The most critical time in the switchover will last from about 8:30 to 11 a.m. ET Wednesday, Whipple said. If the recovery is successful, the first data should be received from one science instrument late Thursday, with full operation restored on Friday, he said.

The very first image is due to show an internal lamp that is part of the apparatus for Hubble's Advanced Camera for Surveys, which is currently inoperative due to an earlier glitch.

"Nothing could be aesthetically less pleasing," Whipple said, "but it will be a great relief to everyone when we see that flat field illuminated by that internal lamp."

Hubble's managers expect that the first science instrument to be revived would be the Wide Field and Planetary Camera 2, which has produced some of the telescope's most famous images in the visible-light spectrum.
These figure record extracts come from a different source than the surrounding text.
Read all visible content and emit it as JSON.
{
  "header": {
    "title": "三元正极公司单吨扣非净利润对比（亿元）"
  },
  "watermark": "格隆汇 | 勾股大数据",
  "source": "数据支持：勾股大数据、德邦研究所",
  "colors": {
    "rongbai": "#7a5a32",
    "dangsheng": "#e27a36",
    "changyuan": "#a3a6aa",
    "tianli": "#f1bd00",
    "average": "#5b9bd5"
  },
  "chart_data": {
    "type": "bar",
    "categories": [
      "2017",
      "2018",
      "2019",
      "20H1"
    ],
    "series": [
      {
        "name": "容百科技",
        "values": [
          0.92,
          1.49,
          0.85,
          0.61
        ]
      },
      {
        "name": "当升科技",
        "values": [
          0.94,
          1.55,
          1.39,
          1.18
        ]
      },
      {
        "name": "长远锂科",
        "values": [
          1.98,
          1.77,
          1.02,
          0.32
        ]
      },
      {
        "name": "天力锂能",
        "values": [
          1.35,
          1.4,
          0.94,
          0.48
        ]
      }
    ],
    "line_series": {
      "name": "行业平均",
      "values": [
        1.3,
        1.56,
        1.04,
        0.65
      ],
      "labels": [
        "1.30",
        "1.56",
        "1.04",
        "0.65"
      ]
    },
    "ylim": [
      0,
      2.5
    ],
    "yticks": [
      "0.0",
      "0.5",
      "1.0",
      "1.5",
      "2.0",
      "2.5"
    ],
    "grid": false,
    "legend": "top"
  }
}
Another imaging device, the Near Infrared Camera and Multi-Object Spectrometer, could come back into service later.

The big upgrade for the telescope, involving the installation of two new instruments and the hoped-for repair of two others, will have to wait until Atlantis gets off the ground. NASA would also send up the spare command and data-handling unit for installation as a replacement part, assuming that the unit passes its ground testing. The telescope would continue to use Side B on the replacement unit, Whipple said.

He said experts may not know exactly why Side A on the current unit suddenly went bad until the apparatus is brought back down to Earth for analysis. But he wouldn't rule out a diagnosis that the normal wear and tear experienced during 18 years of use led to the breakdown.

Whippie closed by saying: "Unfortunately, nothing lasts forever."